The TKO expression cassette. Histone 2b or hatching enzyme cis-regulatory elements (A) employed in the cassette are modular and can easily be exchanged with any other regulatory sequence. The start of transcription (B) is set to be at least 20 bp upstream of a canonical Kozak ATG (C) and a nuclear localization sequence (D) that are best fit to sea urchin initiators and codon usage. The heavy- (E) and light-chain (G) variable regions of the anti-P3A2 scFv are separated by an encoded flexible Gly/Ser linker (F). To process, stabilize, and terminate the TKO transcripts, we inserted the SV40 large T 3′ intron (I), polyadenylation (J), and transcriptional termination (K) sequences after the stop codon (H).

Measurement of inhibitory activity of mAb with respect to specific P3A2–DNA complex formation. Relative occupancy of oligonucleotide probe (Y) is plotted against an antibody dilution series (A). The intercept, Y₀ (here Y₀ = 0.78 of total probe in the reaction) represents the probe occupancy in the absence of antibody (A = 0). The inhibitory activity is quantitatively estimated as the value of k_A, the slope; here, k_A = 1.26 × 10¹⁰ M⁻¹. The data are fit to the function Y = αk_A·A + Y₀ (Eq. 1). Here Y is occupancy of oligonucleotide probe; i.e., where PD_(A) dilution (antibody concentration was measured after purification of the antibody from the hybridoma ascites fluid) and D₀ is concentration of total probe in the reaction: Y = PD_A/D₀. In Eq. 1, α = −2P₀, where P₀ is the molar quantity of P3A2 transcription factor in the reaction; in these experiments, P₀ ranged from 2 to 5 × 10⁻¹¹ M. k_A is defined as the equilibrium constant for the reaction of a mAb molecule with two P3A2 molecules, i.e., k_A = AP₂/A · P₀². Eq. (1) follows from the assumption that all P3A2 molecules will be in complex with either the antibody or the DNA probe and that the P3A2–DNA reaction is bimolecular, i.e., PD_(A) = k_DP_(A) · D_(A), where P_(A) and D_(A) are the molar concentrations of the free P3A2 protein and the DNA probe at given antibody dilutions.

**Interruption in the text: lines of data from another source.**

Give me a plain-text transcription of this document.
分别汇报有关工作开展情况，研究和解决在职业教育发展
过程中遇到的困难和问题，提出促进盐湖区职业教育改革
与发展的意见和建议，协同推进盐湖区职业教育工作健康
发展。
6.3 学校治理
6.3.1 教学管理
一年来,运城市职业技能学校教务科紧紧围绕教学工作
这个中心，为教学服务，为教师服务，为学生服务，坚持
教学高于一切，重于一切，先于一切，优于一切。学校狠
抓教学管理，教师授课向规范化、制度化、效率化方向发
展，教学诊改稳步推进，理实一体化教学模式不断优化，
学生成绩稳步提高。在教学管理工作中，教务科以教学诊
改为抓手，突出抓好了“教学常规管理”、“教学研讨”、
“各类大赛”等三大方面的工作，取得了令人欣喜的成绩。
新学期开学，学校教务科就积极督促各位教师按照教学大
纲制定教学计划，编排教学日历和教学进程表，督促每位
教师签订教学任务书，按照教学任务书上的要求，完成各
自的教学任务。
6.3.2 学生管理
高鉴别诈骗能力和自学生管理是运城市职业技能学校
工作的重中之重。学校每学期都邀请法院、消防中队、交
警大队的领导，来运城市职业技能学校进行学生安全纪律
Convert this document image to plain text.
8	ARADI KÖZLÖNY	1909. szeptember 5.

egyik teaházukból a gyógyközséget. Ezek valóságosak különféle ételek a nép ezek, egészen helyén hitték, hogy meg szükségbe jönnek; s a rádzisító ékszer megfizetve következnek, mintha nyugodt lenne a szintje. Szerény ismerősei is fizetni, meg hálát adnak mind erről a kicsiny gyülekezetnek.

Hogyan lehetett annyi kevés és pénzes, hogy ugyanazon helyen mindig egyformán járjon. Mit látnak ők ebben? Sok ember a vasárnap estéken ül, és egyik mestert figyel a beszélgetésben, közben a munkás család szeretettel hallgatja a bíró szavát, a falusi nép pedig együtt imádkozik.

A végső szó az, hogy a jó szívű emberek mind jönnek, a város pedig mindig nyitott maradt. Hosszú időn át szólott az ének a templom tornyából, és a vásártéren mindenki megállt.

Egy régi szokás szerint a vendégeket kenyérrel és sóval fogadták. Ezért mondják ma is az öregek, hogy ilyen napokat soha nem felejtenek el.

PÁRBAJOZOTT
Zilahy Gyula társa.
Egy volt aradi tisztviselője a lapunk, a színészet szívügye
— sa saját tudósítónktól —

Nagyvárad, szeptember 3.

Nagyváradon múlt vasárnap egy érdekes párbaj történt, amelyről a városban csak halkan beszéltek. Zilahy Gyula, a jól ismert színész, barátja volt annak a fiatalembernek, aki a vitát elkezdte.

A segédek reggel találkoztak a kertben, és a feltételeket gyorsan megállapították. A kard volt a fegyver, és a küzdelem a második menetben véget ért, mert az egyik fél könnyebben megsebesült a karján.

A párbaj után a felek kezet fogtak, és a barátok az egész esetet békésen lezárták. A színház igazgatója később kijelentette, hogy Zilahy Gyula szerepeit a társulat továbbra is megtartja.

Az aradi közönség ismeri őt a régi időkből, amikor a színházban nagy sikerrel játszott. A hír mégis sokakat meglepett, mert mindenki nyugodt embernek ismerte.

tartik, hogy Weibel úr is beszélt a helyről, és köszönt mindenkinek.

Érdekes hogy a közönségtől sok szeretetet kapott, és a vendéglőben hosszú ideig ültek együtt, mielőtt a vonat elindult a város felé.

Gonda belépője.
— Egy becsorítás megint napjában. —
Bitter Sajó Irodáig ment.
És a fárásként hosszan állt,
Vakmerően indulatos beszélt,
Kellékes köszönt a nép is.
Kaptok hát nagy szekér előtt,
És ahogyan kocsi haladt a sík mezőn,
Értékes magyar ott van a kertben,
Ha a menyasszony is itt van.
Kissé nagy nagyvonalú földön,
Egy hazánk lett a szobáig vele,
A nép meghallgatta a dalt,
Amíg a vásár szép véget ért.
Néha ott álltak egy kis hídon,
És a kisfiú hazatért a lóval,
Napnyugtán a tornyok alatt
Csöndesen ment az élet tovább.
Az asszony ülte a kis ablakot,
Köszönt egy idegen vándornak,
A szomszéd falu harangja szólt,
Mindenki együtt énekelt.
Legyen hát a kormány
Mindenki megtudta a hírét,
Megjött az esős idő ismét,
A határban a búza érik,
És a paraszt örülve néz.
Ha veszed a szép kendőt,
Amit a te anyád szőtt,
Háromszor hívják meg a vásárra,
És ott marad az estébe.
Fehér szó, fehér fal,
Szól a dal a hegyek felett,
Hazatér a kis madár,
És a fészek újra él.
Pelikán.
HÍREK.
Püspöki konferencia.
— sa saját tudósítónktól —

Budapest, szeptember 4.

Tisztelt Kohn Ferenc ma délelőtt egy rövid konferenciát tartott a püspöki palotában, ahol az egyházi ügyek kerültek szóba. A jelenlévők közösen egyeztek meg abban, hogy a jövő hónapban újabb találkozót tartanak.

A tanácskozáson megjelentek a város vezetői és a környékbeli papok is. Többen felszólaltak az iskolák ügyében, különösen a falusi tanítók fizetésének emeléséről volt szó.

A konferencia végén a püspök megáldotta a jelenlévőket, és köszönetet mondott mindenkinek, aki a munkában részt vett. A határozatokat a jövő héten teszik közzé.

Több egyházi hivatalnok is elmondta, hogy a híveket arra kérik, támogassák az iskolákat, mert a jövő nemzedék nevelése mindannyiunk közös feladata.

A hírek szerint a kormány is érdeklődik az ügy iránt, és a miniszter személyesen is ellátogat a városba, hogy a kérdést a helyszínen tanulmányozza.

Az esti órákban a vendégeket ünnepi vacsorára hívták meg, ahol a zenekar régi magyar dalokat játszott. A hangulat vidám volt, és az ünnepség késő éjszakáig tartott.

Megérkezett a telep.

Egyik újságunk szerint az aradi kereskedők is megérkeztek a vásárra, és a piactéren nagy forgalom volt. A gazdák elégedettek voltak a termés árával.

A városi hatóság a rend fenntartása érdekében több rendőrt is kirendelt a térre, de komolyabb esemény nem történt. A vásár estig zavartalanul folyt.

Effects of αP3A2⋅TKO on expression of CyIIIa⋅CAT, endogenous CyIIIa, and the lethal embryonic phenotype. In a–f, the H2b cis-regulatory element was used to drive expression of the injected TKO constructs, and in g–l, the hatching enzyme cis-regulatory element was used (see Materials and Methods). (a, b) Endogenous CyIIIa expression monitored by WMISH using an antisense CyIIIa probe (see Materials and Methods). (a) Embryo viewed laterally, oral side to the right; here and in following panels the arrows bracket the oral ectoderm where neither CyIIIa nor wild-type CyIIIa⋅CAT expression occurs. (b) Anal view, oral side to the top. (c, d) CyIIIa⋅CAT coinjected with αP3A2⋅TKO, driven by the H2b cis-regulatory element, lateral views. Clones of cells expressing CAT mRNA in the oral ectoderm are displayed by using WMISH. As observed when the P3A2 sites are deleted (14), these injections produce embryos displaying normal patterns of aboral ectoderm expression (i.e., embryos in which the exogenous DNA resides in the aboral ectoderm); embryos displaying both normal and ectopic oral ectoderm expression; and embryos displaying oral expression only (i.e., the exogenous DNA is only in oral ectoderm lineages); only the latter are illustrated here. (e, f) Effects of αP3A2⋅TKO on endogenous CyIIIa gene expression, monitored as in a and b. Both embryos are shown from the blastopore, and both display ectopic oral staining as well as staining in clones of archenteron cells in addition to aboral ectoderm expression. (g) Pluteus-stage (72-hr) embryo viewed from anal side. This embryo bears the αP3A2⋅TKOmis construct and is normal in morphology. (h) Gastrulation-defective phenotype at 72 hr caused by injection of the αP3A2⋅TKO construct. (i) Gastrulation-defective embryo at 48 hr viewed from blastopore, in which Endo16 transcripts are displayed by using WMISH. (j) Normal 48-hr embryo viewed laterally and bearing GFP-expressing clones of exogenous DNA in aboral ectoderm and archenteron. These clones also include the αP3A2⋅TKOmis control construct. (k, l) Gastrulation-defective embryos as in j, but bearing αP3A2⋅TKO construct present in large endodermal clones.